In Game 5, with the series knotted at two games apiece, Parish flat-out lost his cool with Laimbeer while going for a rebound and took him to the floor with a couple of punches. No foul was called. The Celtics miraculously pulled out the game when Bird stole an inbounds pass from Isiah Thomas and flipped it to a cutting Dennis Johnson, who laid it in for the game-winning basket in a 108-107 victory.

The Pistons took Game 6, but the Celtics won the series after earning a 117-114 victory at home in Game 7.

Kevin McHale made good on a promise for the Boston Celtics in 1988

The Pistons were ready for revenge in 1988, and they got off to a great start by stealing Game 1 in Boston 104-96.

Game 2 was nearly a disaster for the Celtics until McHale fulfilled a promise he made to his teammates before the season began.

Boston trailed 109-106 with five seconds left in regulation as the Pistons prepared to pounce on a 2-0 series advantage. That’s when McHale did the unthinkable by hitting a game-tying three-pointer. His basket sent the game into overtime, and the Celtics eventually pulled out a 119-115 double-OT victory.
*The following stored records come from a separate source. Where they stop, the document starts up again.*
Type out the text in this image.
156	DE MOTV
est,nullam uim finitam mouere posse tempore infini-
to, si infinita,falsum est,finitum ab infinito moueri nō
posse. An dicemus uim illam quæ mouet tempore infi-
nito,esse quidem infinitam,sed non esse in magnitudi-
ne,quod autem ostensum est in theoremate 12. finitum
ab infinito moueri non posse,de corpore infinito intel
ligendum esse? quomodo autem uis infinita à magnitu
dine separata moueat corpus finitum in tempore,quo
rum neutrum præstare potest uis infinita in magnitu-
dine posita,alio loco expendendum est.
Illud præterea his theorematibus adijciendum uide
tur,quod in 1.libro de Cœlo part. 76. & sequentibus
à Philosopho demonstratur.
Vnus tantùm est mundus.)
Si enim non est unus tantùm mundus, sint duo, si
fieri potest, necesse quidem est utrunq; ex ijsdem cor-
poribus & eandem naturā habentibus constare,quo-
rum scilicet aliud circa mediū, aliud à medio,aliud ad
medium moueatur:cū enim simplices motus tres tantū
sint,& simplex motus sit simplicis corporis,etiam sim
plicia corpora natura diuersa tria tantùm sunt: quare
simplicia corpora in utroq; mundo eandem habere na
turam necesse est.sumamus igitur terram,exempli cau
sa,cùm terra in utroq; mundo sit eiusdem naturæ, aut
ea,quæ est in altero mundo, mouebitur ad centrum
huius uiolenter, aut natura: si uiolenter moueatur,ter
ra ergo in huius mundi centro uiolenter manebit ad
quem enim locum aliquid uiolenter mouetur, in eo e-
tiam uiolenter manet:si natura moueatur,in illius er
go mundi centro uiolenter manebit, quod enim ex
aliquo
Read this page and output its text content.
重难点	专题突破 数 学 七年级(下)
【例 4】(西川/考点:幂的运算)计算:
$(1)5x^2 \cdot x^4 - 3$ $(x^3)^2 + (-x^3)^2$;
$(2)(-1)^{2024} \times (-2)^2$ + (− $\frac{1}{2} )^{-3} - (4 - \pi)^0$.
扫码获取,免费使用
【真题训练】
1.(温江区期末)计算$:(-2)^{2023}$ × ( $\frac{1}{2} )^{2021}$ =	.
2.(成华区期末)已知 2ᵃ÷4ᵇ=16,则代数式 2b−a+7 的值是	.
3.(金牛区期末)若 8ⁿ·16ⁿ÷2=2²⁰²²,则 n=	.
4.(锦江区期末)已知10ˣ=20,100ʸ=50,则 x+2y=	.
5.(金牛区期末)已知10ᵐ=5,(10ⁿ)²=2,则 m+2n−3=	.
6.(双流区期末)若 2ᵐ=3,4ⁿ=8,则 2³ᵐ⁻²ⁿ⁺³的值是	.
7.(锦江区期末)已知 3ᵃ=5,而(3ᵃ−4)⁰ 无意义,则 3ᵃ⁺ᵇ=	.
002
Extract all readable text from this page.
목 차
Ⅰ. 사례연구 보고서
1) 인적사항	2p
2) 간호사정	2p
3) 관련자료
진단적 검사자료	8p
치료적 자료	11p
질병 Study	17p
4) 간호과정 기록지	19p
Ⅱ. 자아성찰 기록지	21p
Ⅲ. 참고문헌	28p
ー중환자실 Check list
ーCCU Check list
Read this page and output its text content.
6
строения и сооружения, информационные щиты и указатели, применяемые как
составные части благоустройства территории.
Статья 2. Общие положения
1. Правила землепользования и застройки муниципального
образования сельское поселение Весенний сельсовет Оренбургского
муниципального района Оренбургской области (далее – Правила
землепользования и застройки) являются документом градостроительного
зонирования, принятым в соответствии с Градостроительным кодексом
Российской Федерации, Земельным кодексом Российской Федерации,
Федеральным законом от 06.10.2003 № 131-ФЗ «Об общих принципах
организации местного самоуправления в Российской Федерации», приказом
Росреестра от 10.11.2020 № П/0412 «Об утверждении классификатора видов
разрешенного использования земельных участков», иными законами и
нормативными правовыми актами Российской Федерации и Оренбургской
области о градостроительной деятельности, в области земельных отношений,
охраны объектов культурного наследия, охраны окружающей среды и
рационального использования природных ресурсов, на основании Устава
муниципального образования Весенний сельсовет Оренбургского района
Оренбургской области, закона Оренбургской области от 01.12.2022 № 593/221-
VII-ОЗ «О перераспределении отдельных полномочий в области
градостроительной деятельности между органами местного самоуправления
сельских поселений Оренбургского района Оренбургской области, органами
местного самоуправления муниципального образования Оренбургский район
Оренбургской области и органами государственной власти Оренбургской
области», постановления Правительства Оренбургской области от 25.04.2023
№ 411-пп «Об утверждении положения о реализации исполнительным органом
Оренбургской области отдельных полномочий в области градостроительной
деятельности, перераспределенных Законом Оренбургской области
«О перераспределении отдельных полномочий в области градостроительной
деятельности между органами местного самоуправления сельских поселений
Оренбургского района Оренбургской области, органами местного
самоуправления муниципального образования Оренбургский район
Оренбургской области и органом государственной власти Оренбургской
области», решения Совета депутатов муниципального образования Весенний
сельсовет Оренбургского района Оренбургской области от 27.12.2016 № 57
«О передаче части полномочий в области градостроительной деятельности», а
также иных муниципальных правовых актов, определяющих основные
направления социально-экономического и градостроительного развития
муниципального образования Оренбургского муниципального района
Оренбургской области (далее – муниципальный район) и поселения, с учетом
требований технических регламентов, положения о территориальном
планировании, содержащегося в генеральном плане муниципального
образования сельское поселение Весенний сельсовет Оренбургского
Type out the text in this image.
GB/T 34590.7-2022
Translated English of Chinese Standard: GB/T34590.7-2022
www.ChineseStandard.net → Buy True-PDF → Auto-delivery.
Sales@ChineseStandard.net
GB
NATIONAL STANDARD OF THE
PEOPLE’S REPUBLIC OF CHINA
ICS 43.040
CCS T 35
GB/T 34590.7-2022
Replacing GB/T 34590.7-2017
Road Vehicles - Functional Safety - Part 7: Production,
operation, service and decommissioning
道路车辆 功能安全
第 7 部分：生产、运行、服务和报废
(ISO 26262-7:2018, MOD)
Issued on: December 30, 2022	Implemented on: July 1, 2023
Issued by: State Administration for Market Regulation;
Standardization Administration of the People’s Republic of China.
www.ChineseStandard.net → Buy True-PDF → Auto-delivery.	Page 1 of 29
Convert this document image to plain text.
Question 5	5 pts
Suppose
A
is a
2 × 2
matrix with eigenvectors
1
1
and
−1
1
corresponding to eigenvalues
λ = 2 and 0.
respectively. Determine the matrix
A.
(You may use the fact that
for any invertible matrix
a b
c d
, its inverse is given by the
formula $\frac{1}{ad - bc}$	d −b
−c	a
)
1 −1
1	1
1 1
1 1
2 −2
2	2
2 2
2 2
McHale hadn’t hit a three-pointer all year. In fact, it was his first attempt.

“I promised some guys that I’d hit a 3-pointer this year,” McHale said after the game, per United Press International. “But I thought it would be in some meaningless game at the end of the regular season.”

The play certainly wasn’t designed for the big man. McHale, standing at the top of the key, gathered a ball that deflected off Bird’s fingers. He quickly turned and threw it up at the buzzer. That was the second three-pointer made in 17 tries for McHale in his NBA career.

“I didn’t even think,” said McHale. “That’s the key to my basketball success — never thinking.”

The Pistons thought they were cursed after McHale’s basket

The loss rekindled a painful memory for the Pistons. Some of the players reflected on Bird’s steal from the previous year that shifted momentum in the series.

“They’ve got to have a leprechaun,” Detroit’s John Salley said. “McHale’s shot was ridiculous. There’s something here. Something doesn’t want us to win, and I don’t know what it is.”

Pistons coach Chuck Daly felt the same way, saying, “the leprechaun got ’em today.”

Things were even more painful for the Pistons when several players believed McHale’s foot was on the line when he took his shot.

“Adrian Dantley and someone else said they saw his foot on the line,” Daly said. “But the rules say the officials can’t use the television replays, though I’m told they show his foot was on it. They made the call, and we have to live with it.”

McHale responded.

“I’m standing out there in no man’s land with the ball. I’m not looking down at my feet, wondering whether to back up a step,” he said. “I just turned around and flung it. I knew it was good when it left my hand.”

The Pistons rebounded from the tough loss and defeated the Celtics in six games.